At the same time, the advent of new forms of mobility and big data provides remarkable opportunities. In this context, Intermodal Mobility -- where different modes of transport provide complementary services -- is a promising paradigm, as it combines efficient long-distance transport with last-mile services.

However, their operation has resulted in equally many challenges. Most notably, transportation authorities struggle to understand how new mobility solutions should be integrated within the existing infrastructure, how to orchestrate and regulate them in a cohesive way, and how to identify those that will ultimately improve equitability and reduce system-wide congestion.

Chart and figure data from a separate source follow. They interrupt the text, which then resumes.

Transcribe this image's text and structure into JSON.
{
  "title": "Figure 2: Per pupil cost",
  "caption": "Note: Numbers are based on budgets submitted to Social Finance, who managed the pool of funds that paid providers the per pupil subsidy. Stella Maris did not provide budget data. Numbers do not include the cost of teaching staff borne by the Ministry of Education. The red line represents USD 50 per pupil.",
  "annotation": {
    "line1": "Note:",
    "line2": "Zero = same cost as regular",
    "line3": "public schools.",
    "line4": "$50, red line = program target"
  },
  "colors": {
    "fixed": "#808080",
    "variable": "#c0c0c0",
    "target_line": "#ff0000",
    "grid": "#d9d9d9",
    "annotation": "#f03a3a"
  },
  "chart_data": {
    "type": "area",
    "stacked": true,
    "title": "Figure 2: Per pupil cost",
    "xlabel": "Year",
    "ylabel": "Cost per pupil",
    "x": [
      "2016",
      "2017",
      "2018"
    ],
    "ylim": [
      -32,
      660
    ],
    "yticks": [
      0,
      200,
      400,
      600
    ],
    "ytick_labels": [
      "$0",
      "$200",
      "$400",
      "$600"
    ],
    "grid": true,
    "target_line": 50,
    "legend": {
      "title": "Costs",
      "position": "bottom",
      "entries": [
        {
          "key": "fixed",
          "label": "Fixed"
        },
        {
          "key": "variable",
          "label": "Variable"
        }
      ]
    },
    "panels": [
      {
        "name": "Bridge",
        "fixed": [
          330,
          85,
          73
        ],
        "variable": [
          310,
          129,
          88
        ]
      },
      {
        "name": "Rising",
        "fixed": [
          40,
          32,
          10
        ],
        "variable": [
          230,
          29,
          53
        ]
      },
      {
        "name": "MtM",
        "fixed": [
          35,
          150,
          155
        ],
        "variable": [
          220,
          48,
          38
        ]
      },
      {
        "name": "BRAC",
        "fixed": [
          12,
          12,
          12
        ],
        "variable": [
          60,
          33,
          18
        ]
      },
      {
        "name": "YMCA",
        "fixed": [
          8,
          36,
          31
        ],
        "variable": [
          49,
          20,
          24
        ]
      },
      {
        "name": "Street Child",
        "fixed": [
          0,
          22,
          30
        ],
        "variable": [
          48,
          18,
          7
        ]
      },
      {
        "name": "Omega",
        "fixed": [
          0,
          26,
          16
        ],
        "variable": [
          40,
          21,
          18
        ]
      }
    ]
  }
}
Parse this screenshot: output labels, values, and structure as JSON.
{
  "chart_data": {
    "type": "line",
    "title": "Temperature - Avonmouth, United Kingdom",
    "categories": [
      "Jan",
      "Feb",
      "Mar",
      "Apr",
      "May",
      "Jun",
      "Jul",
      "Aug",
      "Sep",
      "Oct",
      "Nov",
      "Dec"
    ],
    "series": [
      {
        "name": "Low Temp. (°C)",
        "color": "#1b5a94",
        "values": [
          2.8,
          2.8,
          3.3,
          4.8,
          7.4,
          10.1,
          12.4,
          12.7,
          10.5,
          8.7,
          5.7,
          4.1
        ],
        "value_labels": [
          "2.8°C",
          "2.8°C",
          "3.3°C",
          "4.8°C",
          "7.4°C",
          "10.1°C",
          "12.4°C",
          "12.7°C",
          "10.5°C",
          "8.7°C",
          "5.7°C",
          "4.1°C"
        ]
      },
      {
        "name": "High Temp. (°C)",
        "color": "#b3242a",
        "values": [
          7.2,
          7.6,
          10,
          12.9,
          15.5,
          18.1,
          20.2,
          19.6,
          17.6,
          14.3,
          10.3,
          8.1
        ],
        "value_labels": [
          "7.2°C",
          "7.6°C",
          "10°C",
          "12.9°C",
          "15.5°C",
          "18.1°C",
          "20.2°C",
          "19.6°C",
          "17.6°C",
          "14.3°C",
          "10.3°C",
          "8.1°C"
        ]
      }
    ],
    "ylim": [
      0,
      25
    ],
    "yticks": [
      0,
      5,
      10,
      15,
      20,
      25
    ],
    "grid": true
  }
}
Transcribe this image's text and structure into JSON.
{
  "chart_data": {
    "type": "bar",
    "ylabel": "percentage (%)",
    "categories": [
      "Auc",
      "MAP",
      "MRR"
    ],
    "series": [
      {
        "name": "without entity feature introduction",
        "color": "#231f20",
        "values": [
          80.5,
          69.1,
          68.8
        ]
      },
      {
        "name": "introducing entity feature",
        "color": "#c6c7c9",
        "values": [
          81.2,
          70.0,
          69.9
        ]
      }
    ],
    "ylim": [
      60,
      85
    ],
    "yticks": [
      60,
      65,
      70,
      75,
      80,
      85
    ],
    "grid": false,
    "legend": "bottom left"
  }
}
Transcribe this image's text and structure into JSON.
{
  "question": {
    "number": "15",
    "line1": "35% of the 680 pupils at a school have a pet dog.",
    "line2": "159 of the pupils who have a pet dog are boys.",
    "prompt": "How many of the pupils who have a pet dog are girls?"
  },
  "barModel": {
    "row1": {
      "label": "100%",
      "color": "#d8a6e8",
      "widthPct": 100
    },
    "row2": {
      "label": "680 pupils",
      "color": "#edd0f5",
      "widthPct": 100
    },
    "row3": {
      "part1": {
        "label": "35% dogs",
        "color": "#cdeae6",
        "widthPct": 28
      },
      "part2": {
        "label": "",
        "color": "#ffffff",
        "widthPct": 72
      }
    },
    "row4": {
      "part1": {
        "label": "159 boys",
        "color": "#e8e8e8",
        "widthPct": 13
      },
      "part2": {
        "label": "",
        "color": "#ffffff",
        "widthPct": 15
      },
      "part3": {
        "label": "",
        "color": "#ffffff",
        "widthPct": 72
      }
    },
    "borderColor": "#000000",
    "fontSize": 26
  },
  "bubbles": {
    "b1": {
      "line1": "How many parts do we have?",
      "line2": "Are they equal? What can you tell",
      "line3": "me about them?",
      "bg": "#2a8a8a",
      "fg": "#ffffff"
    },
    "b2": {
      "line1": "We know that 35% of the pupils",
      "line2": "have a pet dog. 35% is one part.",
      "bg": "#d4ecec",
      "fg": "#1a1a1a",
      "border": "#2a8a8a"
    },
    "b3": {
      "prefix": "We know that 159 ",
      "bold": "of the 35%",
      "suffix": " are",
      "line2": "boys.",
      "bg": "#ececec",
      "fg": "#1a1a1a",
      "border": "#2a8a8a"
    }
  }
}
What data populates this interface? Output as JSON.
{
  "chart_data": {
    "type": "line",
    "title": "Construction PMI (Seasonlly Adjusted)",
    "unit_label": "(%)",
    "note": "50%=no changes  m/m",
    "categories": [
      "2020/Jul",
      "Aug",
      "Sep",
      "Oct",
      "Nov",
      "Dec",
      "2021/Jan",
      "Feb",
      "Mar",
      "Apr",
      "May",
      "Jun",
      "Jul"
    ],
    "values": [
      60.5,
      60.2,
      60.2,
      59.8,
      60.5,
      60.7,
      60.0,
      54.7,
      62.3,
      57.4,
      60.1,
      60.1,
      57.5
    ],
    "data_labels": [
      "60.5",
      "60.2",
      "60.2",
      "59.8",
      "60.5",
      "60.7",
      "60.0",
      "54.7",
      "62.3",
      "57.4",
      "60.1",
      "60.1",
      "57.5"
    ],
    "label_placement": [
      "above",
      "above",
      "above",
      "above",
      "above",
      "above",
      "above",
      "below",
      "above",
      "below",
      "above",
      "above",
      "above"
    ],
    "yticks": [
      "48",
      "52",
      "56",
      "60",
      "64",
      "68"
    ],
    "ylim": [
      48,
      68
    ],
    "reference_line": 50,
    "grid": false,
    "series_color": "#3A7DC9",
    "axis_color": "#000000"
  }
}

At its core, these challenges stems from the fact that privately-owned mobility providers often have objectives that are misaligned with those of the transportation authority (e.g., maximise profit vs minimise congestion/inequity), and result in competing with existing modes of transport as opposed to complementing them.

To address these challenges, COSMO aims to develop mathematical models to describe the competition between mobility providers, to analyse these models, and to exploit them to design optimisation-based and cooperation-inducing subsidies to reconcile the providers interest with that of improving equitability, minimising congestion, or a combination thereof.

More in details, the first component will deliver a threefold set of cohesive contributions: i) the development of a concise game-theoretic model for competition between different mobility providers, ii) the study of the resulting equilibria, and iii) the design of efficient equilibrium computing algorithms. Building atop the first, the second component will leverage recent breakthroughs in optimization and game theory to design optimization-based cross-subsidies that trade-off between maximising equitability and minimising congestion/emissions.

These two components will culminate in the release of an open-access algorithmic suite, whose effectiveness will be tested on synthetic and real-world case studies on US cities and the Borough of Greenwich, shared and developed jointly with project partners.

In the spirit of this call, the research will be carried out in close collaboration with leaders in smart mobility (Dr. Pavone, Stanford University & NVIDIA Research) and transportation (Dr. Osorio, HEC Montreal & Google Research), with whom a number of networking activities have been co-designed including an extended visit at Stanford University and HEC Montreal, daily visits and invited talks at NVIDIA Research and Google Research.